By Shawn Perich
Dad never paid much mind to prognostications about upcoming deer seasons. Whether deer numbers were said to be low or high really didn’t matter. He was going hunting. Complaining about poor deer numbers doesn’t put venison on the table.
About the complainers he said, “These guys think there should be a deer behind every bush. They don’t want to get out and hunt.”
No opening weekend warrior, Dad spent as many days in the woods as he could during deer season. All day. Every day. Hunting. For Dad, the hunt was what mattered. A kill was just part of the overall experience.
This year, the DNR is actually recommending hunters lower their expectations, because back-to-back tough winters, and recent liberal distributions of doe tags, have reduced the size of the deer herd. No matter where you are in Minnesota this November, you likely won’t encounter a deer behind every bush.
But you know what? There are still lots of deer out there. Just because you don’t see one on opening morning, or maybe all of opening weekend, doesn’t mean you never will see one. All you have to do is hunt a little harder.
Over the course of many years in the woods, I’ve shot bucks on opening morning, but I’ve also killed one in the final minutes of the last day. The vast majority of deer I’ve taken were somewhere between the first and last days. In fact, I’ve killed deer at all times of day throughout the course of our 16-day northeastern Minnesota rifle season. That’s what happens when you spend as many days you can in the woods. All day. Hunting.

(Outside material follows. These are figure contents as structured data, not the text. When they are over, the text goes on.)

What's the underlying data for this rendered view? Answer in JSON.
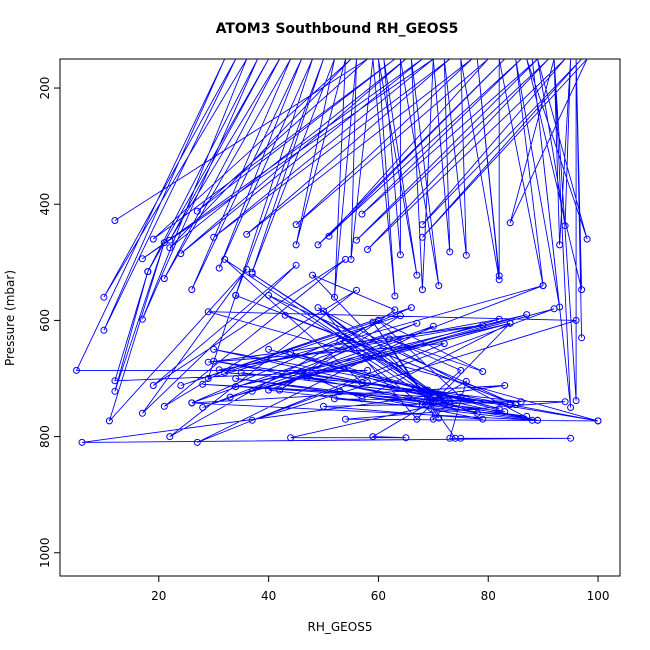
{
  "chart_data": {
    "type": "line",
    "title": "ATOM3 Southbound RH_GEOS5",
    "xlabel": "RH_GEOS5",
    "ylabel": "Pressure (mbar)",
    "xlim": [
      2,
      104
    ],
    "ylim": [
      1040,
      150
    ],
    "y_inverted": true,
    "x_ticks": [
      20,
      40,
      60,
      80,
      100
    ],
    "y_ticks": [
      200,
      400,
      600,
      800,
      1000
    ],
    "grid": false,
    "legend": "none",
    "series_color": "#0000ff",
    "markers": "open-circle",
    "series": [
      {
        "values_note": "",
        "points": [
          [
            12,
            428
          ],
          [
            58,
            150
          ],
          [
            27,
            412
          ],
          [
            63,
            150
          ],
          [
            19,
            460
          ],
          [
            55,
            150
          ],
          [
            22,
            475
          ],
          [
            65,
            150
          ],
          [
            24,
            485
          ],
          [
            68,
            150
          ],
          [
            17,
            494
          ],
          [
            70,
            150
          ],
          [
            30,
            457
          ],
          [
            73,
            150
          ],
          [
            36,
            452
          ],
          [
            77,
            150
          ],
          [
            45,
            435
          ],
          [
            80,
            150
          ],
          [
            51,
            455
          ],
          [
            83,
            150
          ],
          [
            49,
            470
          ],
          [
            86,
            150
          ],
          [
            57,
            417
          ],
          [
            89,
            150
          ],
          [
            56,
            462
          ],
          [
            91,
            150
          ],
          [
            58,
            478
          ],
          [
            94,
            150
          ],
          [
            68,
            435
          ],
          [
            97,
            150
          ],
          [
            68,
            457
          ],
          [
            98,
            150
          ],
          [
            84,
            432
          ],
          [
            92,
            150
          ],
          [
            93,
            470
          ],
          [
            95,
            150
          ],
          [
            94,
            437
          ],
          [
            89,
            150
          ],
          [
            98,
            460
          ],
          [
            87,
            150
          ],
          [
            97,
            547
          ],
          [
            96,
            150
          ],
          [
            97,
            630
          ],
          [
            96,
            150
          ],
          [
            96,
            738
          ],
          [
            92,
            150
          ],
          [
            95,
            750
          ],
          [
            88,
            150
          ],
          [
            93,
            577
          ],
          [
            85,
            150
          ],
          [
            90,
            540
          ],
          [
            82,
            150
          ],
          [
            82,
            523
          ],
          [
            78,
            150
          ],
          [
            82,
            530
          ],
          [
            75,
            150
          ],
          [
            76,
            488
          ],
          [
            72,
            150
          ],
          [
            73,
            482
          ],
          [
            70,
            150
          ],
          [
            68,
            547
          ],
          [
            66,
            150
          ],
          [
            71,
            540
          ],
          [
            64,
            150
          ],
          [
            64,
            487
          ],
          [
            61,
            150
          ],
          [
            67,
            522
          ],
          [
            60,
            150
          ],
          [
            63,
            558
          ],
          [
            59,
            150
          ],
          [
            55,
            495
          ],
          [
            56,
            150
          ],
          [
            52,
            560
          ],
          [
            54,
            150
          ],
          [
            45,
            470
          ],
          [
            52,
            150
          ],
          [
            37,
            517
          ],
          [
            50,
            150
          ],
          [
            34,
            557
          ],
          [
            48,
            150
          ],
          [
            31,
            510
          ],
          [
            46,
            150
          ],
          [
            26,
            547
          ],
          [
            44,
            150
          ],
          [
            21,
            528
          ],
          [
            42,
            150
          ],
          [
            22,
            462
          ],
          [
            40,
            150
          ],
          [
            18,
            516
          ],
          [
            38,
            150
          ],
          [
            17,
            598
          ],
          [
            36,
            150
          ],
          [
            10,
            560
          ],
          [
            34,
            150
          ],
          [
            10,
            617
          ],
          [
            32,
            150
          ],
          [
            5,
            686
          ],
          [
            58,
            686
          ],
          [
            12,
            704
          ],
          [
            18,
            516
          ],
          [
            12,
            722
          ],
          [
            21,
            466
          ],
          [
            11,
            773
          ],
          [
            36,
            512
          ],
          [
            17,
            760
          ],
          [
            45,
            505
          ],
          [
            19,
            712
          ],
          [
            54,
            495
          ],
          [
            21,
            748
          ],
          [
            56,
            548
          ],
          [
            22,
            800
          ],
          [
            60,
            600
          ],
          [
            24,
            712
          ],
          [
            66,
            578
          ],
          [
            26,
            742
          ],
          [
            67,
            605
          ],
          [
            28,
            750
          ],
          [
            70,
            610
          ],
          [
            27,
            810
          ],
          [
            72,
            640
          ],
          [
            29,
            672
          ],
          [
            79,
            608
          ],
          [
            31,
            685
          ],
          [
            82,
            598
          ],
          [
            33,
            732
          ],
          [
            84,
            605
          ],
          [
            34,
            714
          ],
          [
            87,
            590
          ],
          [
            37,
            722
          ],
          [
            92,
            580
          ],
          [
            37,
            772
          ],
          [
            96,
            600
          ],
          [
            29,
            585
          ],
          [
            100,
            773
          ],
          [
            30,
            650
          ],
          [
            89,
            772
          ],
          [
            34,
            700
          ],
          [
            83,
            757
          ],
          [
            40,
            650
          ],
          [
            82,
            752
          ],
          [
            44,
            655
          ],
          [
            78,
            760
          ],
          [
            47,
            698
          ],
          [
            86,
            740
          ],
          [
            50,
            748
          ],
          [
            79,
            770
          ],
          [
            53,
            722
          ],
          [
            87,
            765
          ],
          [
            52,
            735
          ],
          [
            94,
            740
          ],
          [
            54,
            770
          ],
          [
            100,
            773
          ],
          [
            58,
            707
          ],
          [
            75,
            732
          ],
          [
            60,
            600
          ],
          [
            79,
            688
          ],
          [
            62,
            632
          ],
          [
            75,
            686
          ],
          [
            68,
            745
          ],
          [
            69,
            720
          ],
          [
            70,
            770
          ],
          [
            73,
            740
          ],
          [
            44,
            802
          ],
          [
            65,
            802
          ],
          [
            59,
            800
          ],
          [
            76,
            705
          ],
          [
            73,
            803
          ],
          [
            75,
            803
          ],
          [
            95,
            803
          ],
          [
            6,
            810
          ],
          [
            83,
            712
          ],
          [
            26,
            742
          ],
          [
            89,
            772
          ],
          [
            30,
            670
          ],
          [
            84,
            745
          ],
          [
            28,
            710
          ],
          [
            76,
            735
          ],
          [
            35,
            690
          ],
          [
            72,
            730
          ],
          [
            46,
            690
          ],
          [
            57,
            735
          ],
          [
            84,
            605
          ],
          [
            67,
            770
          ],
          [
            50,
            584
          ],
          [
            88,
            772
          ],
          [
            40,
            720
          ],
          [
            90,
            540
          ],
          [
            29,
            700
          ],
          [
            34,
            557
          ],
          [
            85,
            745
          ],
          [
            43,
            591
          ],
          [
            85,
            745
          ],
          [
            40,
            557
          ],
          [
            72,
            735
          ],
          [
            37,
            520
          ],
          [
            73,
            745
          ],
          [
            49,
            578
          ],
          [
            71,
            740
          ],
          [
            32,
            495
          ],
          [
            57,
            707
          ],
          [
            32,
            690
          ],
          [
            64,
            592
          ],
          [
            42,
            720
          ],
          [
            63,
            582
          ],
          [
            48,
            522
          ],
          [
            70,
            740
          ],
          [
            53,
            635
          ],
          [
            71,
            768
          ],
          [
            59,
            603
          ],
          [
            74,
            803
          ]
        ]
      }
    ]
  }
}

Just because you hunt hard doesn’t guarantee you’ll fill your tag. I didn’t last year, but my partner, who spent more time in the woods than me, killed a nice buck. Maybe he was rewarded for his extra effort. Or maybe he just got lucky.
One thing I’ve noticed is that my success rarely correlates with the supposed size of the deer herd. I’ve shot deer in the seasons following hard winters. Then again, I’ve blanked out in years when the deer population was said to be at record levels. Maybe I was just unlucky.
No matter how or where you hunt, you’ll spend time, perhaps lots of it, in the woods when deer simply aren’t moving. Whitetails are primarily creatures of the dark and dusky hours. They often spend much of the day bedded down. Sometimes they’ll be stirred up by other hunters, although this is less likely when most of those hunters are confined to a tree stand or ground blind.
Where I hunt on the North Shore, most deer activity is natural movements. As such, it’s entirely unpredictable. Some days, it doesn’t seem as though there are any deer in the woods. Then, suddenly it may seem as though you’ve stumbled into a herd of them. I don’t know what flips the ‘on’ switch for whitetails, but I do know that you have to get out in the woods to be there when it happens.
Actually, deer in the northern forest do seem to move around in loose herds or at least hang around in the same vicinity. I think there are a couple of reasons for this. First, several generations of does and fawns may comprise a family group. Second, sticking together may make it easier for whitetails to detect and avoid wolves. The passage of the local wolf pack is also unpredictable, but can affect your hunting. In my experience, most of the deer in a relatively small area will move out when the wolves come through. But they start coming back as soon as the pack moves on. At any rate, bear in mind that deer and wolves coexist in your hunting area all year, not just during the few days in November when you happen to be sitting in a tree stand. Blaming your lack of hunting success on the wolves is kinda dumb.
The other target for the blamers is, of course, the DNR. Apparently some hunters believe those DNR hotshots sit in their cushy St. Paul offices scheming of ways to foil hunting success. It must be easier to blame some distant bureaucrat when you walk out of the woods empty-handed than to admit that maybe today just wasn’t your lucky day.
But the funny thing is, all hunters spend many, many days in the deer woods and come home with nothing to show for it. After all, the vast majority of us shoot only one deer per season, in spite of party hunting and higher bag limits. We certainly don’t kill a deer every time we go hunting. So why do some hunters get their knickers in knots when deer numbers are down?
If your knickers are knotted now, let’s take a short walk down Memory Lane. Do you remember the Polar Vortex? How about all of the lakes that were frozen or nearly so when fishing season opened? What about record-setting snowfall? Winter deer feeding? If you need to blame someone or something for your lack of hunting success in 2014, how about blaming Old Man Winter?
Better yet, shut up and go hunting. Don’t call it quits after opening day. Skip the Sunday football game and spend more time in the woods. And keep hunting as long as the season is open. Nothing pays off like persistence.
If you don’t shoot a deer, so what? It’s not the end of the world. Enjoy the company of your fellow hunters. Take a deep breath of fresh, November air. Relax and appreciate your time away from everything else. And above all, hunt like you mean it.